Refinery 29 report….
Cannabis advocate and entrepreneur Dasheeda Dawson has been fighting for the legalization of marijuana in New York for years. And on March 31, part of her goal was actualized when New York Governor Andrew Cuomo signed a bill to legalize recreational marijuana across the state, making New York the 15th state to have legalized the plant (Virginia and New Mexico followed soon after, bringing the weed legalization tally to 17 states, Washington, D.C. and Guam). In a historic move, the New York law includes automatic expungement of previous marijuana convictions. And, according to The New York Times, 40% of tax revenue from marijuana sales will be poured into Black and brown communities, in which many have been disproportionately targeted with severe prison sentences. Under the new law, those with past convictions will also be able to participate in the new legal market.
As the largest legacy [underground] market in the world, New York’s historic legalization will be a guide for other states’ emerging markets and eventually, the federal level,” says Dawson. “I believe that a national legal marijuana industry rooted in racial and economic equity is imminent, and New York’s bill sets the precedent for providing education, entrepreneurial access, and financial support for individuals and communities devastated by disinvestment and over-policing during the failed war on drugs. It’s time for our people to tap in.”
Photo collage of the three founders of EstroHaze, over a colorful striped background.
It seems the proverbial green rush is gaining momentum, and that Black cannabis entrepreneurs will finally get their due. But while this legislation is a step in a hopeful direction, there is still much to be done in making the cannabis industry more accessible to Black and brown folks. And it’s Black women in particular who are leading the charge to ensure this industry serves communities of color.

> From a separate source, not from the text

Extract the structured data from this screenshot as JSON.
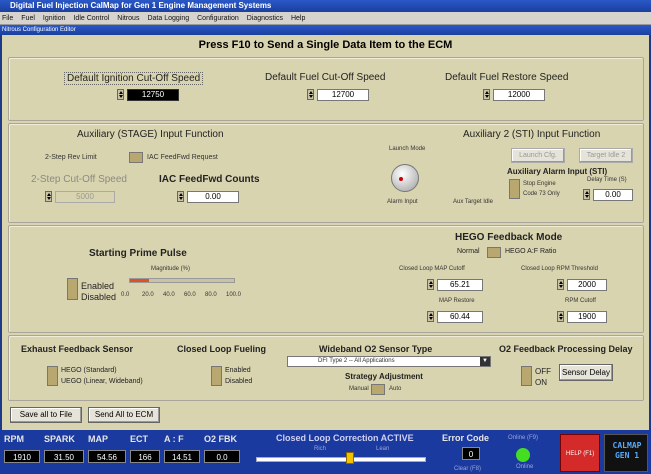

Women like Kali Wilder, CEO of cannabis edutainment company EstroHaze, is one of the many cannabis advocates who are hopeful for what continued legalization across the states could mean for Black and brown communities, but she’s wary. Black-owned cannabis businesses remain rare despite diversity efforts, and the cannabis industry is still incredibly difficult and expensive to enter, particularly if you’re actually growing cannabis. Additionally, according to VICE Media Group’s fourth annual survey of cannabis usage and perceptions among the VICE and R29 audience, only 40% of Black women think that, by 2030, anyone — regardless of their race, gender, ethnicity or social standing — will be able to safely produce and sell cannabis products.